No visions played in front of him. Instead, they glowed inside him — his body was the engine of the vision, the light was within him. He was hyperalert as though feverish, and the crystal world was composed not of surfaces but of inner states, what lay beneath the look of things, sometimes hilariously, for he had a glimpse beneath a mass of expensive adventure gear of a big pale body he recognized as Hack’s — so odd to see this irrelevant American here and Sabra beneath him, making a cradle of her open legs. Not so hilarious was his understanding of his immediate surroundings, for there were snakes in the trees and spiders in the thatch and a clutch of nibbling rat-sized rodents in the undergrowth. Listening closely, he remembered and could understand everything that Manfred had said in his sleep.
No one knew him, no one saw his condition: the Secoya were indifferent to the state he was in. They were on the point of leaving the gringo to writhe, and he knew he was the gringo.
Turned inside out, he could think very clearly. He saw the blossom — he was inside the angel’s trumpet. This is what the ayahuasca told me. He was blind in a powerful way, in the thrall of a luminosity he had never known before, so that blindness was not the shadowy obstacle of something dark but rather a hot light of revelation, like a lava flow within him, a river of fire, and he was euphoric.

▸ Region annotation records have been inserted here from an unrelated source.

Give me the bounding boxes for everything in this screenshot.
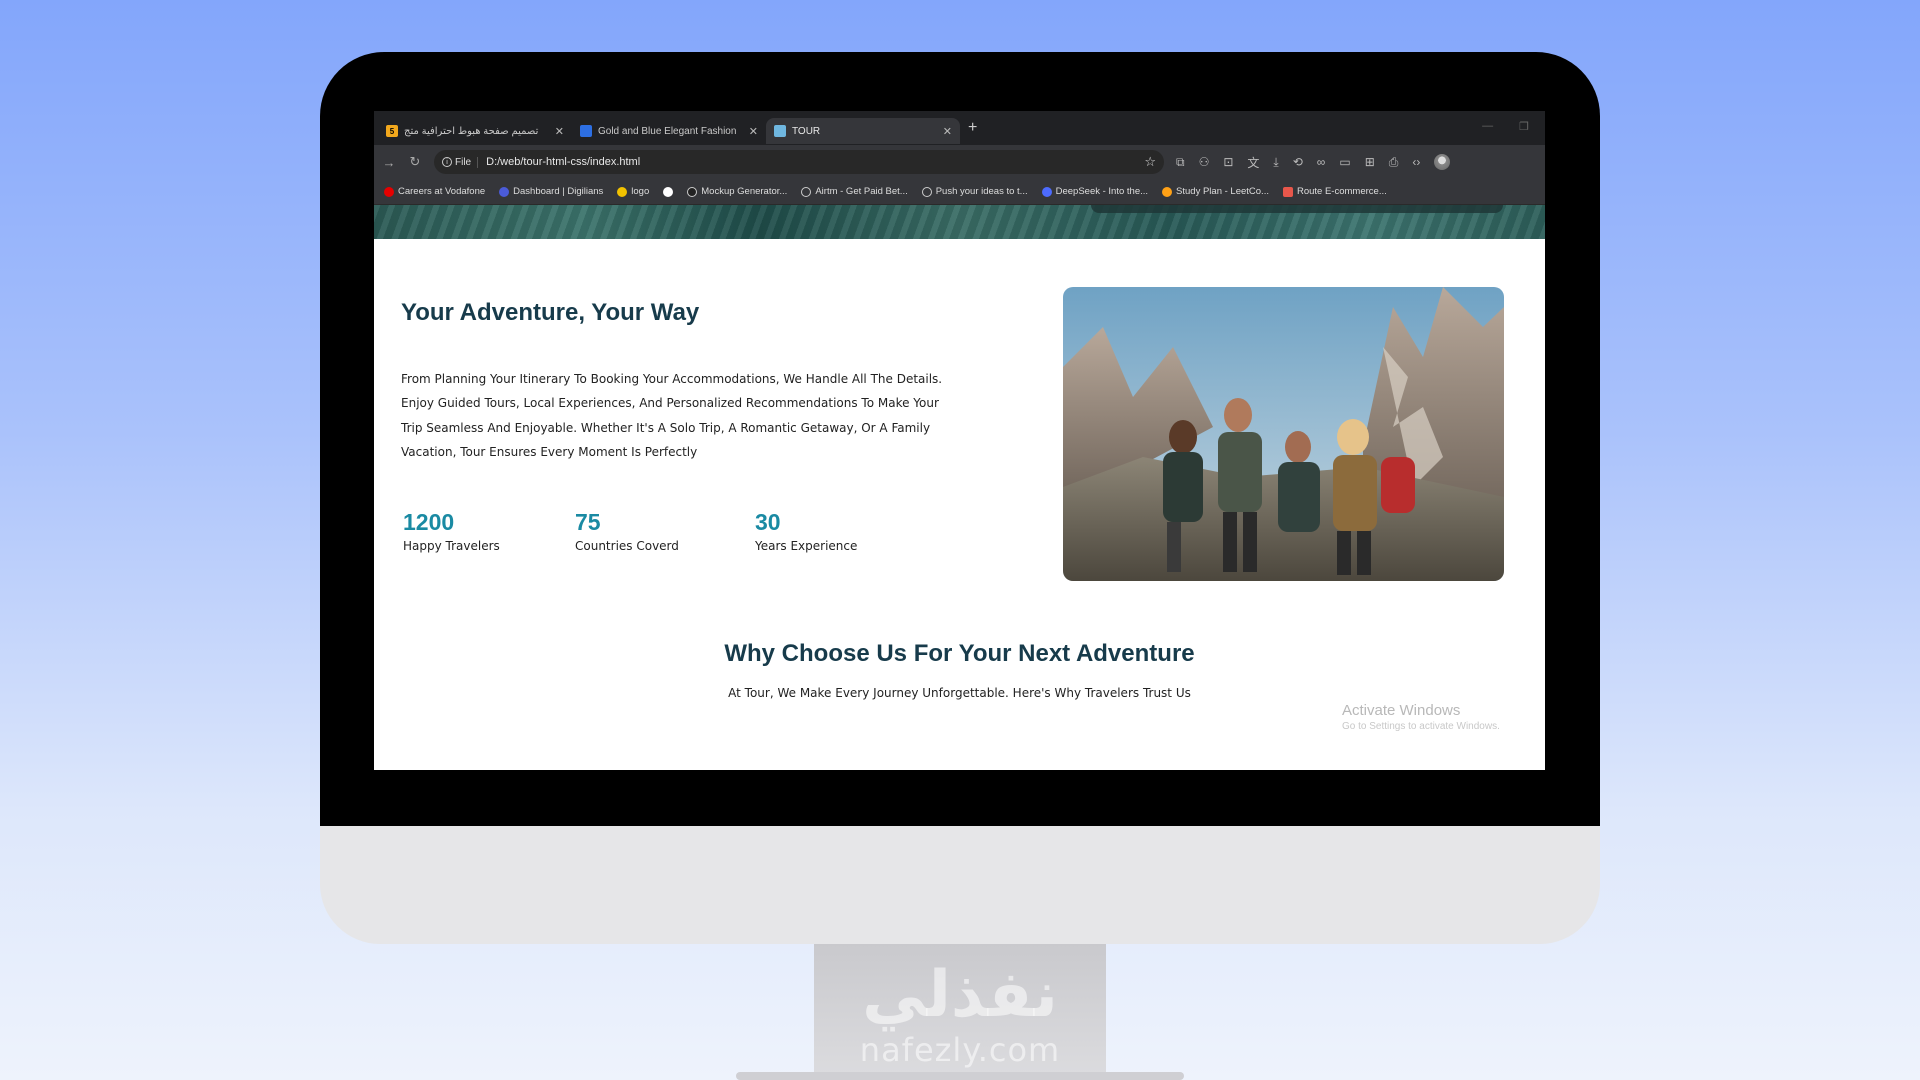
watermark: نفذلي nafezly.com (814, 960, 1106, 1070)
why-subheading: At Tour, We Make Every Journey Unforgett… (728, 686, 1191, 700)
address-bar[interactable]: i File D:/web/tour-html-css/index.html ☆ (434, 150, 1164, 174)
site-info-chip[interactable]: i File (442, 156, 479, 168)
stat-years: 30 Years Experience (755, 509, 857, 553)
url-text: D:/web/tour-html-css/index.html (486, 156, 641, 168)
print-icon[interactable]: ⎙ (1389, 155, 1399, 170)
translate-icon[interactable]: 文 (1247, 154, 1259, 171)
tab-arabic-landing[interactable]: 5 تصميم صفحة هبوط احترافية متج ✕ (378, 118, 572, 144)
tab-strip: 5 تصميم صفحة هبوط احترافية متج ✕ Gold an… (374, 111, 1545, 145)
tab-title: Gold and Blue Elegant Fashion (598, 125, 737, 137)
window-controls: — ❐ (1482, 120, 1529, 133)
restore-icon[interactable]: ❐ (1519, 120, 1529, 133)
stat-label: Happy Travelers (403, 539, 500, 553)
bookmark-github[interactable] (663, 186, 674, 197)
activate-subtitle: Go to Settings to activate Windows. (1342, 721, 1500, 732)
route-icon (1282, 186, 1293, 197)
drive-icon (617, 186, 628, 197)
about-section: Your Adventure, Your Way From Planning Y… (374, 239, 1545, 639)
stat-label: Years Experience (755, 539, 858, 553)
about-heading: Your Adventure, Your Way (401, 299, 700, 326)
incognito-icon[interactable]: ⚇ (1199, 155, 1210, 169)
mockup-icon (687, 186, 698, 197)
tab-favicon-icon: 5 (386, 125, 398, 137)
bookmark-label: Airtm - Get Paid Bet... (815, 186, 908, 197)
browser-window: 5 تصميم صفحة هبوط احترافية متج ✕ Gold an… (374, 111, 1545, 770)
link-icon[interactable]: ∞ (1317, 155, 1326, 169)
bookmark-deepseek[interactable]: DeepSeek - Into the... (1041, 186, 1149, 197)
bookmark-route[interactable]: Route E-commerce... (1282, 186, 1387, 197)
leetcode-icon (1162, 186, 1173, 197)
tab-title: TOUR (792, 125, 821, 137)
github-icon (663, 186, 674, 197)
cast-icon[interactable]: ▭ (1339, 155, 1350, 169)
hero-search-bar (1091, 205, 1503, 213)
travelers-photo (1063, 287, 1504, 581)
bookmark-label: Route E-commerce... (1296, 186, 1387, 197)
bookmark-label: logo (631, 186, 650, 197)
browser-toolbar: → ↻ i File D:/web/tour-html-css/index.ht… (374, 145, 1545, 179)
profile-avatar[interactable] (1434, 154, 1451, 170)
vodafone-icon (384, 186, 394, 197)
stand-base (736, 1072, 1184, 1080)
tab-favicon-icon (774, 125, 786, 137)
bookmark-airtm[interactable]: Airtm - Get Paid Bet... (801, 186, 908, 197)
bookmark-label: DeepSeek - Into the... (1055, 186, 1149, 197)
bookmark-label: Push your ideas to t... (935, 186, 1028, 197)
bookmark-push-ideas[interactable]: Push your ideas to t... (921, 186, 1028, 197)
close-tab-icon[interactable]: ✕ (555, 125, 564, 138)
tab-gold-blue[interactable]: Gold and Blue Elegant Fashion ✕ (572, 118, 766, 144)
digilians-icon (499, 186, 510, 197)
activate-title: Activate Windows (1342, 702, 1461, 719)
hero-image-strip (374, 205, 1545, 239)
about-body: From Planning Your Itinerary To Booking … (401, 372, 943, 460)
toolbar-actions: ⧉ ⚇ ⊡ 文 ⤓ ⟲ ∞ ▭ ⊞ ⎙ ‹› (1176, 154, 1451, 171)
bookmark-label: Study Plan - LeetCo... (1176, 186, 1269, 197)
stat-travelers: 1200 Happy Travelers (403, 509, 500, 553)
stat-value: 1200 (403, 509, 455, 535)
bookmark-label: Mockup Generator... (701, 186, 788, 197)
why-section: Why Choose Us For Your Next Adventure At… (374, 640, 1545, 700)
reload-icon[interactable]: ↻ (408, 154, 422, 170)
bookmark-label: Dashboard | Digilians (513, 186, 604, 197)
watermark-latin: nafezly.com (859, 1031, 1061, 1069)
deepseek-icon (1041, 186, 1052, 197)
activate-windows-notice: Activate Windows Go to Settings to activ… (1342, 702, 1500, 732)
minimize-icon[interactable]: — (1482, 120, 1493, 133)
stat-value: 30 (755, 509, 781, 535)
extensions-icon[interactable]: ⧉ (1176, 155, 1185, 170)
bookmark-logo[interactable]: logo (617, 186, 649, 197)
info-icon: i (442, 157, 452, 167)
tab-tour[interactable]: TOUR ✕ (766, 118, 960, 144)
new-tab-icon[interactable]: + (968, 119, 977, 137)
monitor-chin (320, 826, 1600, 944)
stat-value: 75 (575, 509, 601, 535)
bookmark-digilians[interactable]: Dashboard | Digilians (499, 186, 603, 197)
globe-icon (801, 186, 812, 197)
bookmark-vodafone[interactable]: Careers at Vodafone (384, 186, 485, 197)
tab-favicon-icon (580, 125, 592, 137)
download-icon[interactable]: ⤓ (1273, 155, 1278, 170)
tab-title: تصميم صفحة هبوط احترافية متج (404, 125, 539, 137)
watermark-arabic: نفذلي (862, 958, 1058, 1032)
close-tab-icon[interactable]: ✕ (943, 125, 952, 138)
globe-icon (921, 186, 932, 197)
bookmark-mockup[interactable]: Mockup Generator... (687, 186, 787, 197)
forward-icon[interactable]: → (382, 155, 396, 170)
devtools-icon[interactable]: ‹› (1412, 155, 1420, 169)
bookmarks-bar: Careers at Vodafone Dashboard | Digilian… (374, 179, 1545, 205)
why-heading: Why Choose Us For Your Next Adventure (724, 640, 1195, 667)
bookmark-label: Careers at Vodafone (398, 186, 486, 197)
history-icon[interactable]: ⟲ (1293, 155, 1303, 169)
apps-icon[interactable]: ⊞ (1365, 155, 1375, 169)
close-tab-icon[interactable]: ✕ (749, 125, 758, 138)
stat-label: Countries Coverd (575, 539, 679, 553)
bookmark-leetcode[interactable]: Study Plan - LeetCo... (1162, 186, 1269, 197)
site-info-label: File (455, 156, 472, 168)
screenshot-icon[interactable]: ⊡ (1223, 155, 1233, 169)
bookmark-star-icon[interactable]: ☆ (1144, 154, 1156, 170)
stat-countries: 75 Countries Coverd (575, 509, 679, 553)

He could fly in a dazzling arc over the people who were near him. There were many of them, some from the distant past, women and girls he had known. But he was the only one who could see. They could not see him, or even themselves, in their flattened shadowy state.
“Slade.”
Ava was calling to him, whispering, imploring. He knew she was worried — more than worried, she was terrified. And he understood: This is her own terror of herself and the world; it has nothing to do with me. She is lamenting something within her, crying out to herself.
Speaking with his whole body, Steadman said, “I am not that man.” He was outside time, outside his eyes, outside his body, in the opposite of a dream state. He was a hovering witness, seeing everything, all the guts and gizzards, the nakedness of familiar people, the sadness of their deceits. Of his own deceits, too, for he was like them — his keenest illumination was just that, a glimpse of his resemblance to these people.